Sorry that I haven't posted more often. I have spent the last three weeks recording archaeological sites in central California, have been working on two papers for publication, and both to see friends and to celebrate my birthday, I spent the weekend in Santa Barbara with Kay. Needless to say, I have been rather busy.
But, I saw this and thought it was worth directing your attention. Skeptigirl has posted a primer for making arguments. I rather like it, and I think it's a good set of ground rules for discussion. I would add one thing, though.
Skeptigirl rightfully spends a fair amount of time pointing out that both arguers need to be able to state a clear position that they are trying to advance. However, it is equaly important that when someone argues against your position, that they actually argue against your position and not against a position that they are attributing to you. In truth, this would fall under the logical fallacies that Skeptigirl discusses, but it is common enough that I think it deserves specific mention.
For example - whenever I state that I think that supernatural claims (inclusing everything from astrology to ghosts to religion) should be just as subject to scrutiny and criticism as mundane non-supernatural claims, somebody starts claiming that I think that religious people should be stripped of their rights to speech, to raise their children, to worship, etc. etc. This is, of course, bullshit. I simply state that assertions made based on supernatural claims should not be privileged above other assertions, and that supernatural beliefs should not be exempted from the criticism that ALL beliefs are (or at least should be) subjected to.

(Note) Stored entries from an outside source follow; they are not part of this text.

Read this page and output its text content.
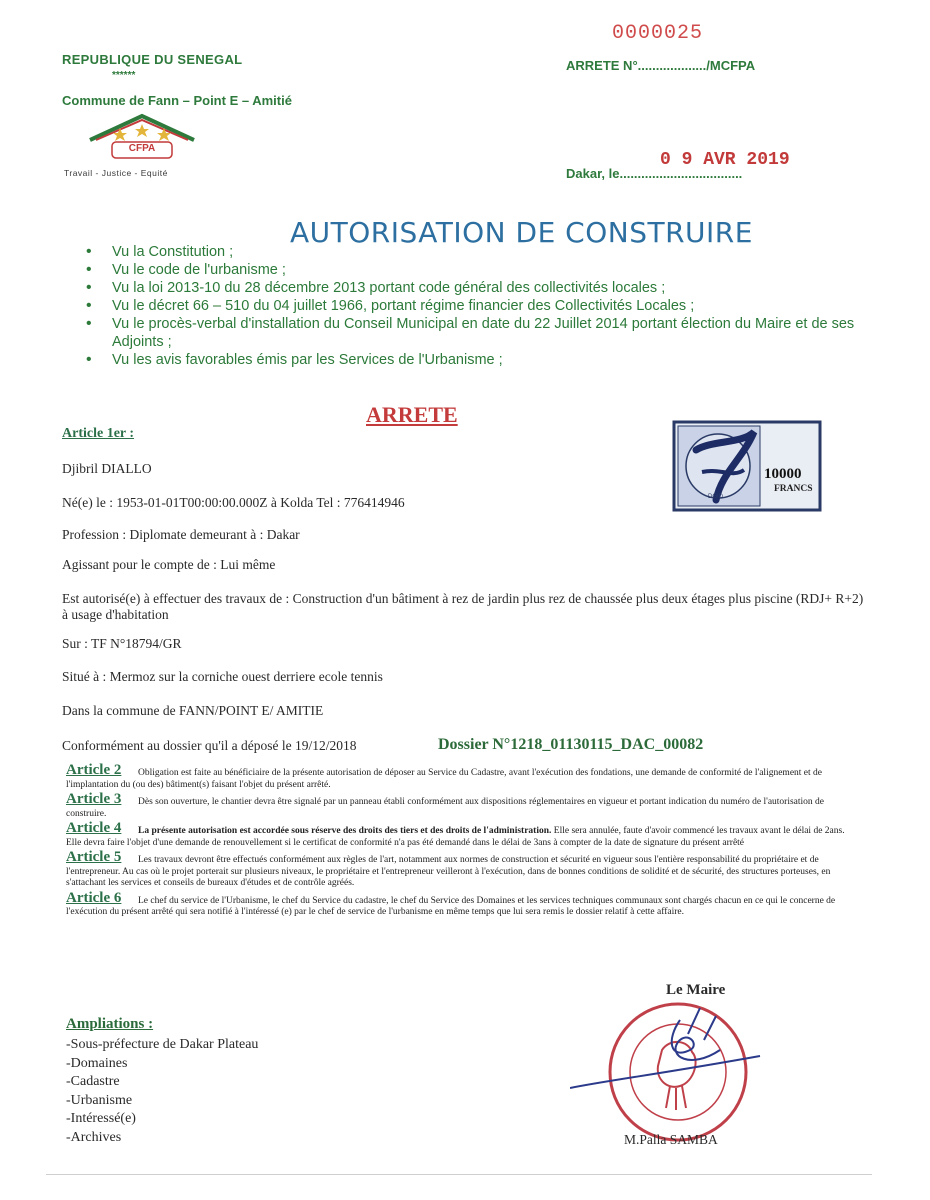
REPUBLIQUE DU SENEGAL
******
Commune de Fann – Point E – Amitié
CFPA
Travail - Justice - Equité
0000025
ARRETE N°.................../MCFPA
Dakar, le..................................
0 9 AVR 2019
AUTORISATION DE CONSTRUIRE
• Vu la Constitution ;
• Vu le code de l'urbanisme ;
• Vu la loi 2013-10 du 28 décembre 2013 portant code général des collectivités locales ;
• Vu le décret 66 – 510 du 04 juillet 1966, portant régime financier des Collectivités Locales ;
• Vu le procès-verbal d'installation du Conseil Municipal en date du 22 Juillet 2014 portant élection du Maire et de ses Adjoints ;
• Vu les avis favorables émis par les Services de l'Urbanisme ;
ARRETE
Article 1er :
Djibril DIALLO
Né(e) le : 1953-01-01T00:00:00.000Z à Kolda Tel : 776414946
Profession : Diplomate demeurant à : Dakar
Agissant pour le compte de : Lui même
Est autorisé(e) à effectuer des travaux de : Construction d'un bâtiment à rez de jardin plus rez de chaussée plus deux étages plus piscine (RDJ+ R+2) à usage d'habitation
Sur : TF N°18794/GR
Situé à : Mermoz sur la corniche ouest derriere ecole tennis
Dans la commune de FANN/POINT E/ AMITIE
Conformément au dossier qu'il a déposé le 19/12/2018	Dossier N°1218_01130115_DAC_00082
10000
FRANCS
DGID

Article 2 Obligation est faite au bénéficiaire de la présente autorisation de déposer au Service du Cadastre, avant l'exécution des fondations, une demande de conformité de l'alignement et de l'implantation du (ou des) bâtiment(s) faisant l'objet du présent arrêté.

Article 3 Dès son ouverture, le chantier devra être signalé par un panneau établi conformément aux dispositions réglementaires en vigueur et portant indication du numéro de l'autorisation de construire.

Article 4 La présente autorisation est accordée sous réserve des droits des tiers et des droits de l'administration. Elle sera annulée, faute d'avoir commencé les travaux avant le délai de 2ans. Elle devra faire l'objet d'une demande de renouvellement si le certificat de conformité n'a pas été demandé dans le délai de 3ans à compter de la date de signature du présent arrêté

Article 5 Les travaux devront être effectués conformément aux règles de l'art, notamment aux normes de construction et sécurité en vigueur sous l'entière responsabilité du propriétaire et de l'entrepreneur. Au cas où le projet porterait sur plusieurs niveaux, le propriétaire et l'entrepreneur veilleront à l'exécution, dans de bonnes conditions de solidité et de sécurité, des structures porteuses, en s'attachant les services et conseils de bureaux d'études et de contrôle agréés.

Article 6 Le chef du service de l'Urbanisme, le chef du Service du cadastre, le chef du Service des Domaines et les services techniques communaux sont chargés chacun en ce qui le concerne de l'exécution du présent arrêté qui sera notifié à l'intéressé (e) par le chef de service de l'urbanisme en même temps que lui sera remis le dossier relatif à cette affaire.

Le Maire
M.Palla SAMBA
Ampliations :
-Sous-préfecture de Dakar Plateau
-Domaines
-Cadastre
-Urbanisme
-Intéressé(e)
-Archives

To claim that I am in favor of stripping anyone of their rights is not only to claim that I am in favor of something that I am not in favor of, but to claim that I am in favor of something that I actually find to be abhorrent.
Likewise, when discussing the recent Proposition 8 with people, I routinely found that people were attributing all manner of beliefs to me that I do not hold and that were even antithetical to every belief that I do hold - including a commentor on this site claiming that I hold a position that I do not and that I believed that supporters of the proposition and religious organizations should be stripped of the right to free speech.
This strawman tactic is a comon one in debate, common enough that I think that it deserves special mention. The reason why it is used is obvious - sometimes the person useing it clearly believes that they are making a correct assertion despite the evidence to the contrary (such as, oh I don't know, the person with whom they are arguing never having made the claim in question). Other times, though, it is used to try to put someone on the defensive so that they are thrown off and are unable to make their arguments as effectively as they otherwise could.
Regardless, I like Skeptigirl's entry, and I recommend checking it out.